The wheelman did so.
Trinity was glaring tensely ahead. "They're still loading down there," he observed glumly.
"How many boys you say?"
"Eight, dammit. Eight damned mean boys. This is crazy."
"Only as crazy as you make it," Bolan reminded. "I'm getting out here, but I'll be no more than ten paces to the rear. At that range, Danny, I can shoot the eyes off a fly. You boys cruise right on down there, same speed we've been going. First bad move you make, I'll punch you. Soon as you start moving again, bring the headlamps up — high beam. Keep them there. Stop at the truck and just sit tight"
"Sit tight till when?" Flora croaked.
"Until the shooting starts. Then I suggest you dig a hole quick."
Danny Trinity laughed nervously. "It's still crazy. You can't take on eight mean boys alone."
"Watch me," Bolan told him, and stepped out onto the wharf. "Move it!" he commanded, and closed the door.
The limousine crept forward. The lights came up and choked on the heavy atmosphere, reflecting back to create a weird halo of light to the front.
Bolan fell to the rear and moved along the wall of the warehouse.
Halfway to target, two guys ran out onto the wharf beside the parked truck. The Mafia vehicle surged forward suddenly, horn blaring, picking up speed quickly in a heavy-footed acceleration.
Some guys just never knew when they were well off.
Bolan smiled grimly and punched them as he'd promised, four big rolling booms in rapid-fire sealing the fate of that plunging vehicle as the AutoMag leapt in full-throated response to the situation as an extension of the man himself. The rounds crashed in at shoulder level through the rear window in a deliberate search pattern.
They evidently found something. The limousine immediately heeled and tacked sharply to starboard, hit the warehouse, and went into a roll. Bolan sent three blind rounds thudding into the door on the passenger side as the vehicle went over. He ejected the spent clip and fed in a reload as he moved around the wreckage and into direct confrontation with the two hardmen on the wharf. They were already unloading on him, although without effect — their fire wildly adding further havoc to the shuddering vehicle.
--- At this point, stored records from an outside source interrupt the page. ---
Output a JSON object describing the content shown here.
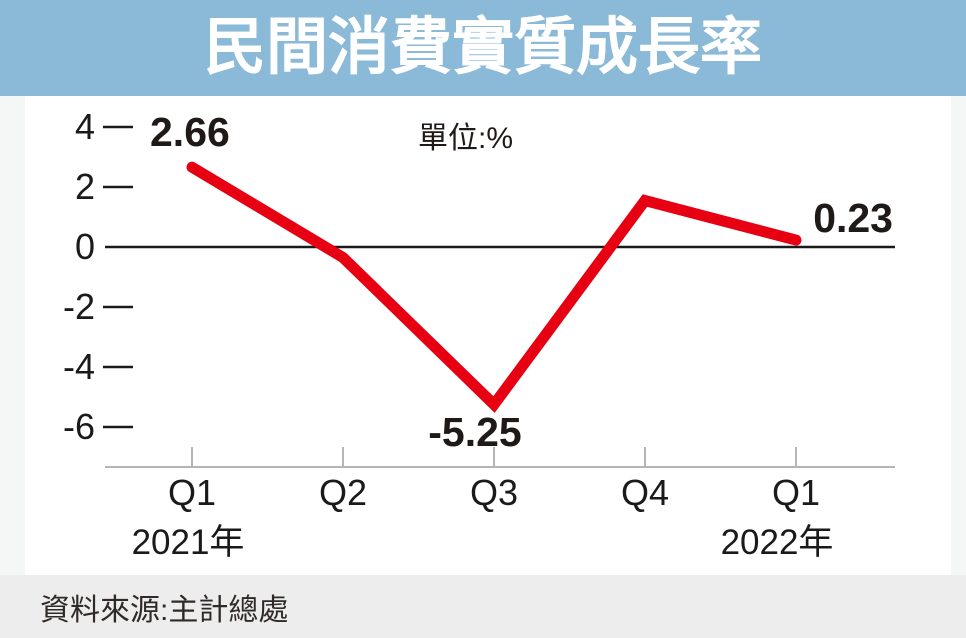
{
  "header": {
    "title": "民間消費實質成長率",
    "bg_color": "#8abad8",
    "title_color": "#ffffff"
  },
  "footer": {
    "source_text": "資料來源:主計總處"
  },
  "chart_data": {
    "type": "line",
    "title": "民間消費實質成長率",
    "unit_label": "單位:%",
    "categories": [
      "Q1",
      "Q2",
      "Q3",
      "Q4",
      "Q1"
    ],
    "x_year_labels": [
      {
        "text": "2021年",
        "position": "first"
      },
      {
        "text": "2022年",
        "position": "last"
      }
    ],
    "values": [
      2.66,
      -0.35,
      -5.25,
      1.55,
      0.23
    ],
    "point_labels": [
      {
        "point": "2021 Q1",
        "text": "2.66"
      },
      {
        "point": "2021 Q3",
        "text": "-5.25"
      },
      {
        "point": "2022 Q1",
        "text": "0.23"
      }
    ],
    "yticks": [
      "4",
      "2",
      "0",
      "-2",
      "-4",
      "-6"
    ],
    "ylim": [
      -7.3,
      5.2
    ],
    "grid": "zero-line-only",
    "legend": "none",
    "line_color": "#e60012",
    "source": "主計總處"
  }
}
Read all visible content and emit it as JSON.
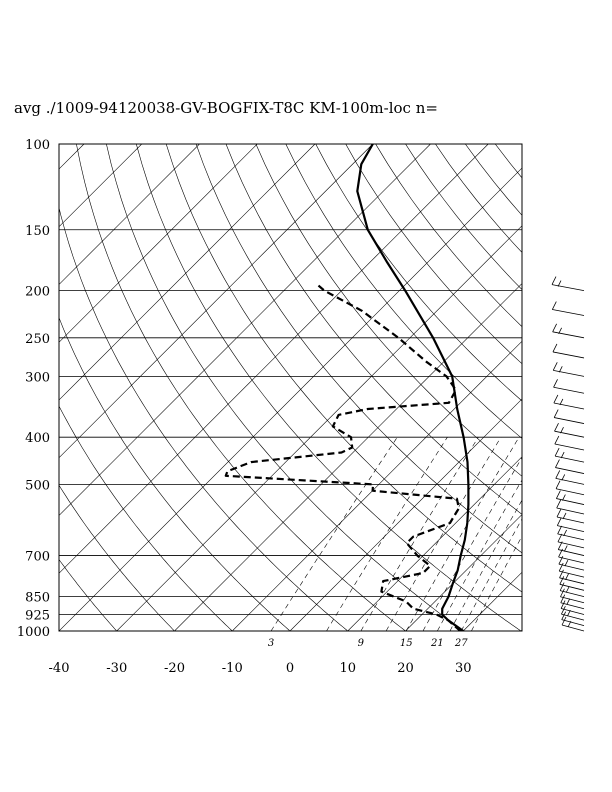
{
  "chart_data": {
    "type": "skewt",
    "title": "avg ./1009-94120038-GV-BOGFIX-T8C KM-100m-loc n=",
    "xlabel": "",
    "ylabel": "",
    "xlim": [
      -40,
      40
    ],
    "ylim": [
      1000,
      100
    ],
    "x_ticks": [
      "-40",
      "-30",
      "-20",
      "-10",
      "0",
      "10",
      "20",
      "30"
    ],
    "y_ticks": [
      "100",
      "150",
      "200",
      "250",
      "300",
      "400",
      "500",
      "700",
      "850",
      "925",
      "1000"
    ],
    "mixing_ratio_labels": [
      "3",
      "9",
      "15",
      "21",
      "27"
    ],
    "series": [
      {
        "kind": "temperature",
        "points": [
          [
            1000,
            30.0
          ],
          [
            950,
            25.5
          ],
          [
            925,
            23.5
          ],
          [
            900,
            22.5
          ],
          [
            850,
            21.5
          ],
          [
            800,
            20.0
          ],
          [
            750,
            18.5
          ],
          [
            700,
            16.5
          ],
          [
            650,
            14.5
          ],
          [
            600,
            12.0
          ],
          [
            550,
            9.0
          ],
          [
            500,
            5.5
          ],
          [
            450,
            1.5
          ],
          [
            400,
            -3.5
          ],
          [
            350,
            -9.5
          ],
          [
            300,
            -16.0
          ],
          [
            250,
            -26.0
          ],
          [
            200,
            -39.0
          ],
          [
            175,
            -47.0
          ],
          [
            150,
            -56.0
          ],
          [
            125,
            -64.5
          ],
          [
            110,
            -68.5
          ],
          [
            100,
            -70.0
          ]
        ]
      },
      {
        "kind": "dewpoint",
        "points": [
          [
            1000,
            29.5
          ],
          [
            975,
            27.5
          ],
          [
            950,
            25.5
          ],
          [
            925,
            22.5
          ],
          [
            900,
            17.5
          ],
          [
            870,
            15.0
          ],
          [
            830,
            9.0
          ],
          [
            790,
            7.5
          ],
          [
            760,
            13.0
          ],
          [
            735,
            13.0
          ],
          [
            700,
            9.0
          ],
          [
            660,
            5.0
          ],
          [
            640,
            5.0
          ],
          [
            600,
            9.0
          ],
          [
            560,
            8.0
          ],
          [
            535,
            6.0
          ],
          [
            515,
            -10.0
          ],
          [
            500,
            -11.0
          ],
          [
            480,
            -38.0
          ],
          [
            470,
            -38.5
          ],
          [
            450,
            -36.0
          ],
          [
            430,
            -22.0
          ],
          [
            420,
            -21.0
          ],
          [
            400,
            -23.0
          ],
          [
            380,
            -28.0
          ],
          [
            360,
            -29.0
          ],
          [
            350,
            -25.0
          ],
          [
            340,
            -12.0
          ],
          [
            320,
            -13.0
          ],
          [
            300,
            -17.0
          ],
          [
            280,
            -23.0
          ],
          [
            250,
            -32.0
          ],
          [
            220,
            -43.0
          ],
          [
            200,
            -53.0
          ],
          [
            195,
            -55.0
          ]
        ]
      }
    ],
    "wind_barbs": "right-side-column",
    "grid": true
  }
}
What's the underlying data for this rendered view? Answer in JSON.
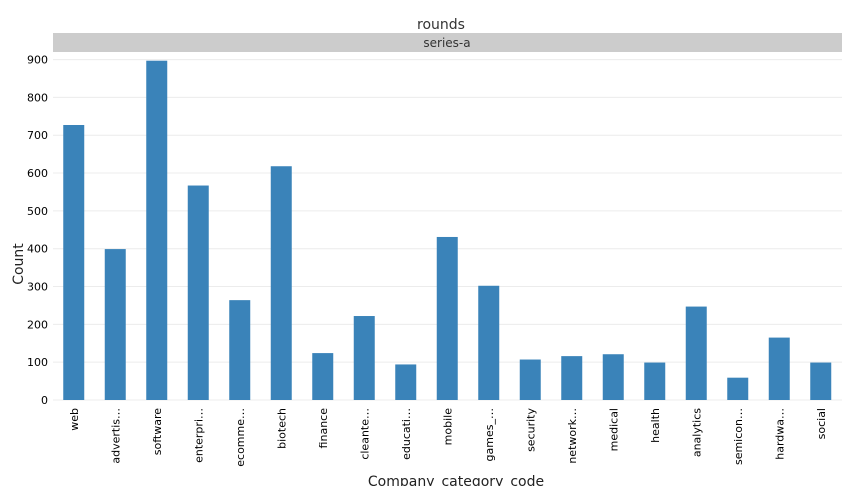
{
  "chart_data": {
    "type": "bar",
    "title": "rounds",
    "facet_label": "series-a",
    "xlabel": "Company_category_code",
    "ylabel": "Count",
    "categories": [
      "web",
      "advertis…",
      "software",
      "enterpri…",
      "ecomme…",
      "biotech",
      "finance",
      "cleante…",
      "educati…",
      "mobile",
      "games_…",
      "security",
      "network…",
      "medical",
      "health",
      "analytics",
      "semicon…",
      "hardwa…",
      "social"
    ],
    "values": [
      727,
      399,
      897,
      567,
      264,
      618,
      124,
      222,
      94,
      431,
      302,
      107,
      116,
      121,
      99,
      247,
      59,
      165,
      99
    ],
    "ylim": [
      0,
      920
    ],
    "yticks": [
      "0",
      "100",
      "200",
      "300",
      "400",
      "500",
      "600",
      "700",
      "800",
      "900"
    ],
    "grid": true,
    "bar_color": "#3a83b9",
    "strip_color": "#cccccc"
  }
}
Even at ten yards, the guys were no more than indistinct shapes in the misty light spilling from the interior — crouching and backing into the warehouse an arm's length apart.
The AutoMag roared twice again with blazing rapidity, the double fire track touching both targets simultaneously and punching them over onto their backs in a dual slide to doomsday.
So okay. Two down and six to go — if Danny Trinity hadn't been padding the headcount.
Bolan advanced to the open door of the warehouse and moved inside, presenting himself and inviting fire. None came.
A large cargo skid sat on the cement floor directly behind the parked truck. The big marine crate had been ripped open; the top and one end lay on the floor. Smaller crates were inside; others were stacked neatly on the bed of the truck. A guy in work clothes sat behind the controls of an idling forklift, his hands elevated, eyes scared. The lift was raised and bore a crate identical to those already loaded.
"Where are they?" Bolan growled.
The guy's head moved almost imperceptibly toward a glassed-in cubicle across the way.
"How many?"
"Two," the guy whispered loudly.
"You're betting your life on that number, you know."